Financial Guidance for 45 to Retirement

Today’s column is addressed to readers between 45 and retirement age – the baby boomers and gen X-ers. Good news: it’s never too late to get your finances in order. But the quicker you start the easier it’s going to be, so stop procrastinating and make 2021 the year that changed your life.

A great way to start would be to buy my new book, Retirement Made Simple. I wrote it for you, and it covers a whole raft of essential ideas and strategies in a simple way. Obviously, it’s impossible to condense 420 pages to one article, so today I’ll focus on two of the most important ones.

A primary goal should be to arrive at retirement with your home paid off, and one of the most common questions I receive is whether it is better to focus your resources on paying down the mortgage, or on boosting your superannuation. It’s a no-brainer: boost your superannuation.

Think about it – your mortgage interest rate should be no more than 3% per annum, and a good superannuation fund should be returning close to 8%. Furthermore, any money you use to pay down your mortgage is made from after-tax dollars, whereas concessional contributions to superannuation lose just 15% in tax.

CASE STUDY A couple are 15 years away from retirement and owe $300,000 on their mortgage. They have negotiated an interest rate of 2.5%, but due to inertia have left their monthly payments at $1185. At this rate the term will be 30 years.
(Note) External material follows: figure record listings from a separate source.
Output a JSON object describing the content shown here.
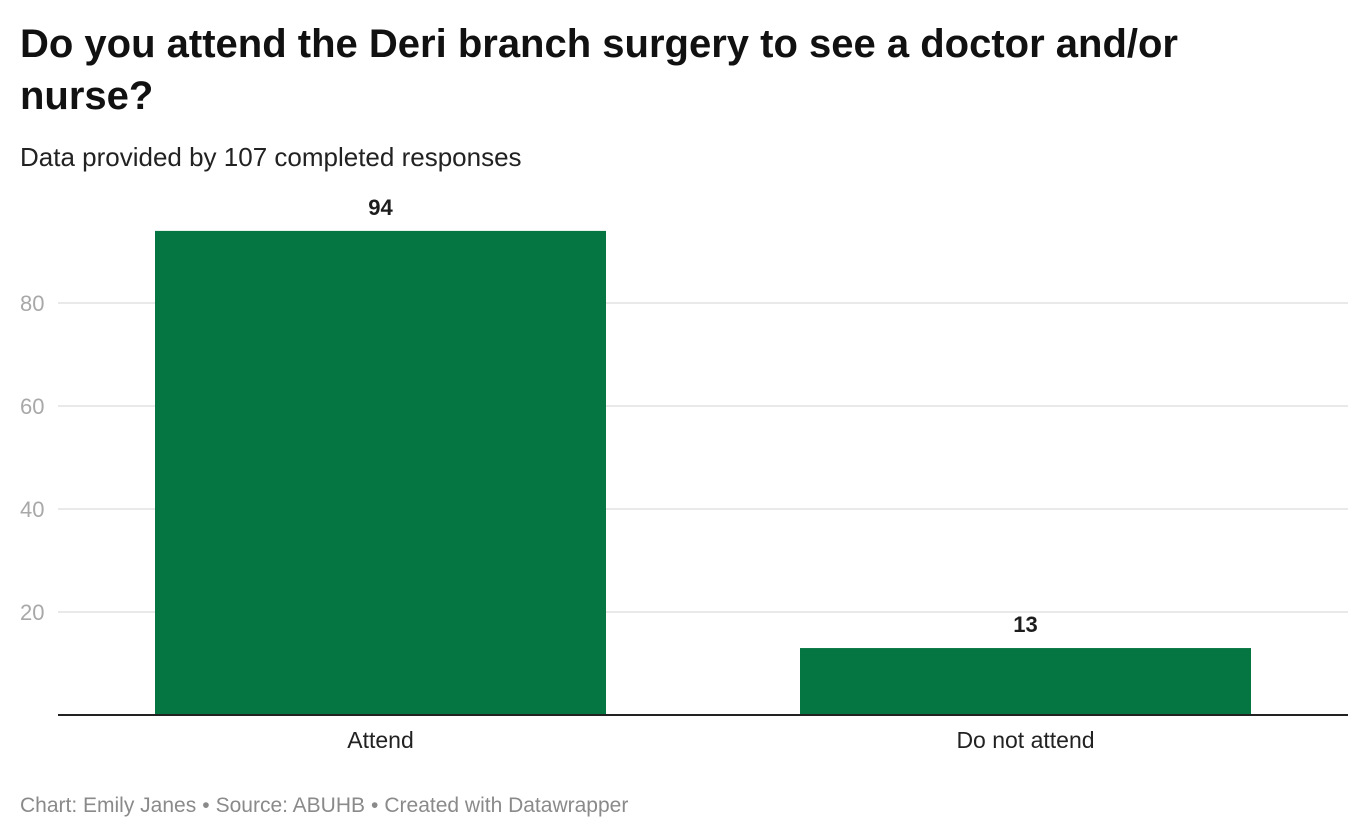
{
  "title": "Do you attend the Deri branch surgery to see a doctor and/or nurse?",
  "subtitle": "Data provided by 107 completed responses",
  "footer": {
    "chart_credit": "Chart: Emily Janes",
    "source": "Source: ABUHB",
    "made_with": "Created with Datawrapper"
  },
  "colors": {
    "bar": "#057641",
    "grid": "#e2e2e2",
    "axis": "#222222",
    "tick_label": "#a8a8a8",
    "data_label": "#1d1d1d"
  },
  "chart_data": {
    "type": "bar",
    "categories": [
      "Attend",
      "Do not attend"
    ],
    "values": [
      94,
      13
    ],
    "title": "Do you attend the Deri branch surgery to see a doctor and/or nurse?",
    "subtitle": "Data provided by 107 completed responses",
    "xlabel": "",
    "ylabel": "",
    "ylim": [
      0,
      100
    ],
    "yticks": [
      20,
      40,
      60,
      80
    ],
    "grid": true,
    "data_labels": true,
    "legend": "none"
  }
}
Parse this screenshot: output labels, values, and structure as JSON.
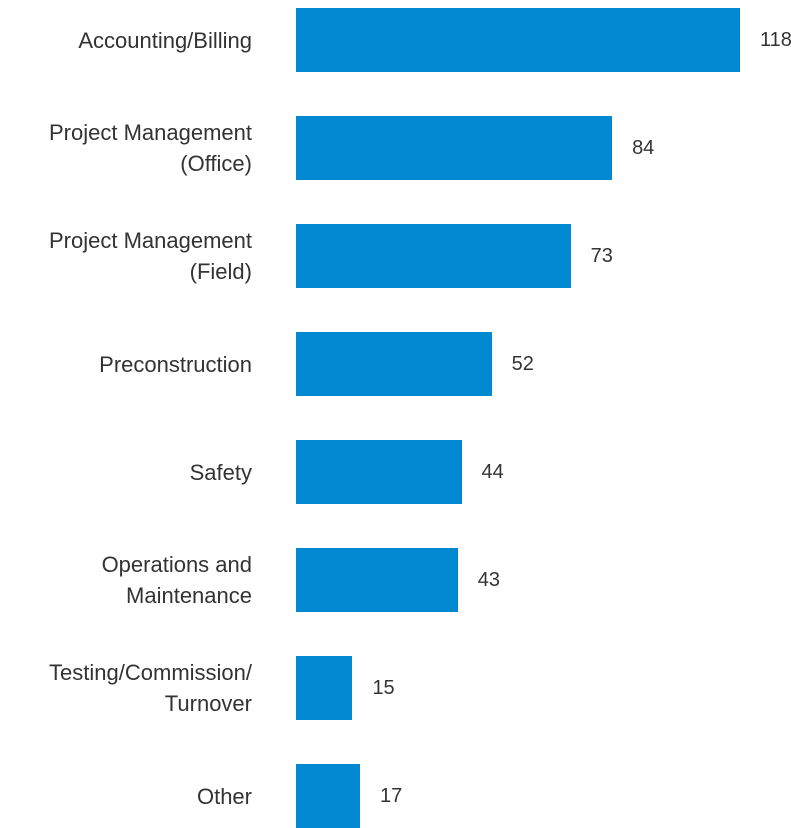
{
  "chart_data": {
    "type": "bar",
    "orientation": "horizontal",
    "categories": [
      "Accounting/Billing",
      "Project Management (Office)",
      "Project Management (Field)",
      "Preconstruction",
      "Safety",
      "Operations and Maintenance",
      "Testing/Commission/ Turnover",
      "Other"
    ],
    "values": [
      118,
      84,
      73,
      52,
      44,
      43,
      15,
      17
    ],
    "color": "#0088d1"
  }
}
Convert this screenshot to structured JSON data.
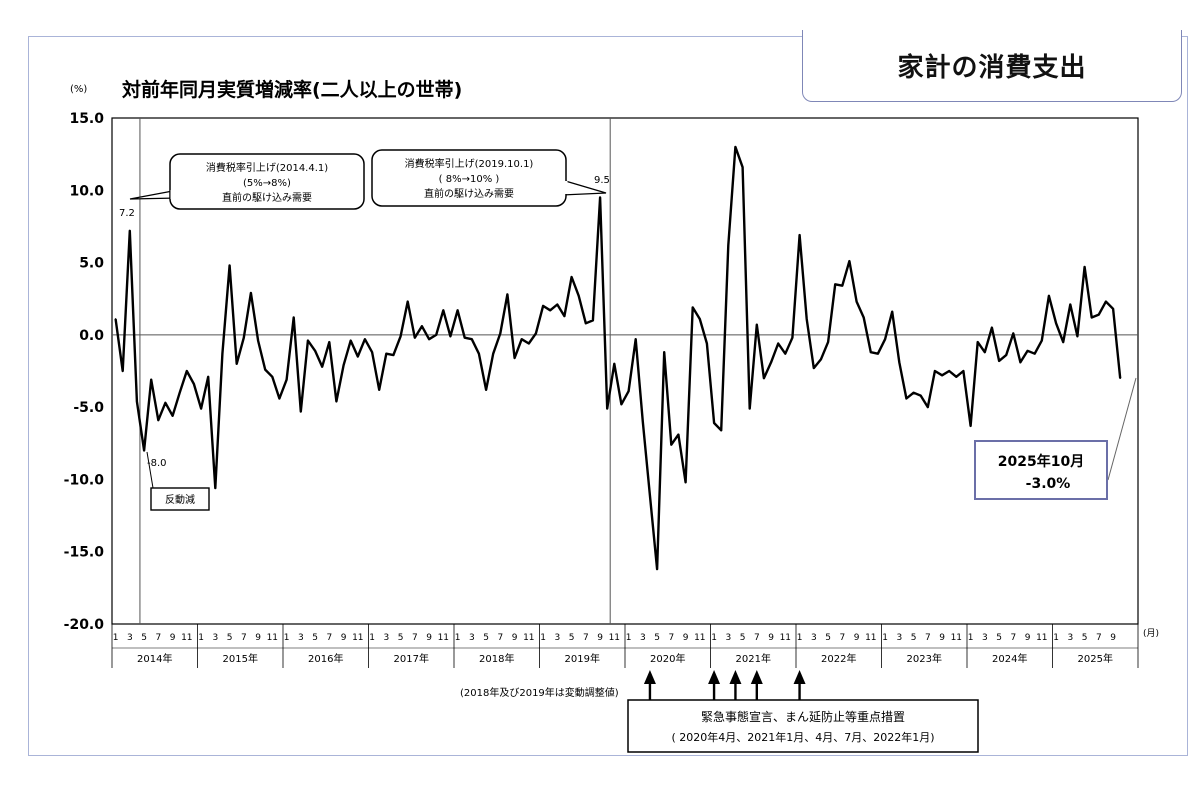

And because of the way the mathematics of compound interest work, their balance after 15 years will still be $180,000. They need to take action.

The most obvious strategy would be raise the repayments to $2,000 a month, which would pay it off in 15 years. This strategy would require extra payments of $815 a month. They are in the 34.5% tax bracket so the pre-tax cost of $815 a month is $1250 a month.

Instead of boosting the mortgage payments, they could contribute $1250 a month as additional superannuation contributions. These payments would be tax-deductible, as long as their total concessional contributions, including the employer contribution, did not exceed $25,000 a year, per person.

After contributions tax of 15%, $1250 a month becomes $1063 a month. If their fund returned 8% there would be an additional $350,000 in super in 15 years. They could withdraw $180,000 tax-free to pay the mortgage off, leaving a bonus of $170,000 in their superannuation.

This highlights the power of a good strategy. By investing $1250 per-tax a month into their future, this couple can achieve $815 a month paid off the mortgage, or $1063 a month invested in super. By choosing the better strategy, they should be able to pay off the house at retirement and retire with an additional $170,000 to draw on.

If your house is paid off, superannuation is the perfect vehicle. If you are earning $100,000 a year now, your employer should be contributing $9500 a year. You can contribute an additional $15,500 a year, for which you can claim a tax deduction. This would be a net $13,175 a year after contributions tax. Keep this up for 15 years and there should be an additional $360,000 in your fund. And of course, you won’t draw it all on the day you retire. If you left the whole sum to grow, a further 10 years could see it worth $1 million. While your own situation will fall somewhere between those extremes, you can be sure you will have given yourself a much more comfortable retirement.

As you have just read, simple, inexpensive strategies can make a major difference to the amount of money you have in retirement. No-one can slow the passing of time, but you can make it work for you by acting now.